You have continually turned everything around as if people aren't being genuine and are somehow projecting themselves and their perceptions into your thread. You are unable to step into other people's shoes here, and that speaks volumes about the obstacles you are facing - you just can't seem to get yourself out of the way of yourself.
If anything, it is your self-importance that is the issue here.
Never second guess people's intentions or doubt their love here. A great deal of energy is invested by all members to work on themselves to remove influences of their egos and false selves and, although everyone is at different levels of progress, by and large it is rare that people's emotions and ego get involved.
It is understandable that you are unfamiliar with such an environment, as this forum is unique in this regard (and several others as well). You have been programmed by the world around you to expect emotional and egoistic agendas because that is the was things work out there. But not here. Remember where you are.
Nobody here would invest their energy into providing you responses if they were not motivated out of love, be it for you, other readers or love for objective truth.
When it comes to people "on the edge", I am extremely concerned about pushing people too far. Not being a psychologist I can only rely on the visible signs and my knowledge and experience. The visible signs that come from you are mixed. At one point you seem desperate for help but then in another moment you come across as an impetuous child. You are unpredictable and possibly volatile and difficult t assess in terms of how close to the edge you might actually be.
But considering how much you have survived through, I can only assume you have developed a thickness that protects you and keeps you going. On top of that, you have a defense mechanism of using extreme emotionality that will lash out at other when you don't get your way.
But that very shell that has protected you for so long might also be what prevents you from objectively assessing inputs and fully experiencing life.

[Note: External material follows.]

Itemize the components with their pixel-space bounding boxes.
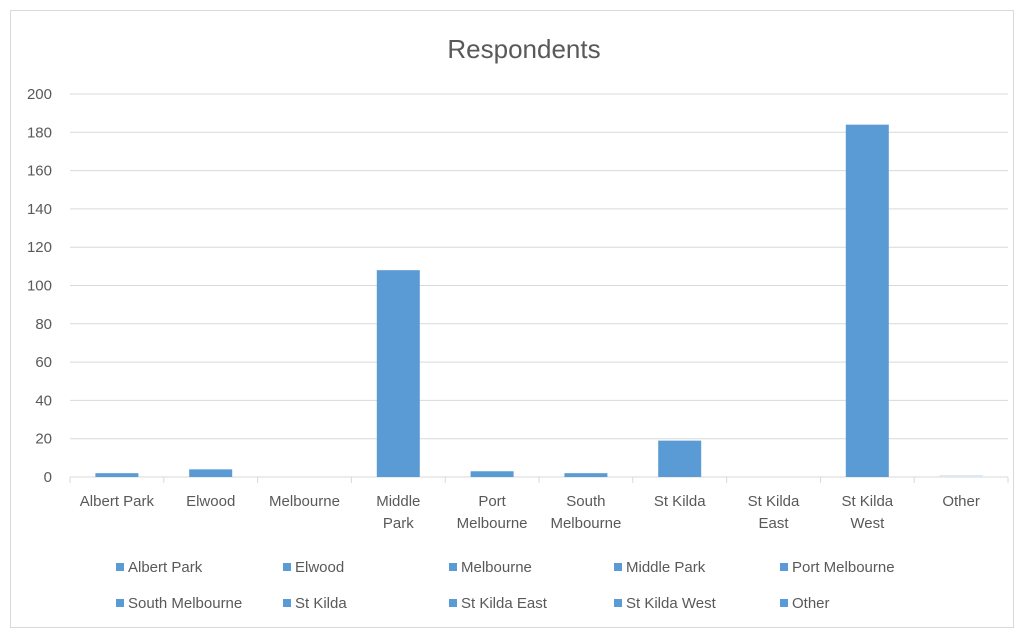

Since textual communication is a poor form of communication in that it lacks the other inputs like tone and body language, it is easy to both misinterpret and to miscommunicate, leaving all sorts of room for the reader to alter the author's meaning by imagining their tone. If you re-read my earlier post and imagine I wrote it as a worried mother, then read it imaging it came from an angry father, I guarantee the same words will take on different meanings.
I have a lot of empathy for you but I don't think you have a clue how you come across and therefore, the effect your behaviour has on others who are genuinely trying to help you, especially now that you have shown your assumption about those who let "their own child/ego - whatever, run away with their own agendas and assumptions" and your lack of respect for them.
Why should anyone bother to communicate with you?
Even though you have started a thread on this forum, you don't own it. It goes where it goes. Often a thread that is started for one reason becomes a painful assessment of the person posting it, as they have shown programs running that responsible members feel need to be pointed out.
This is usually done in diplomatic and understanding ways, but certainly not in ways that further support false personalities or the ego needs of the poster. Your ego and assumptions are more likely the reason you are frustrated, not the responses you have received.
You wanted one thing and instead you got something else. And, instead of respecting what you had received, you threw tantrums which drew further attention to the areas you would rather not discuss and therefore became a vicious cycle, furthering the drama. This makes you appear ungrateful and disrespectful.
I suggest you try to own your part of it and see where it goes from there.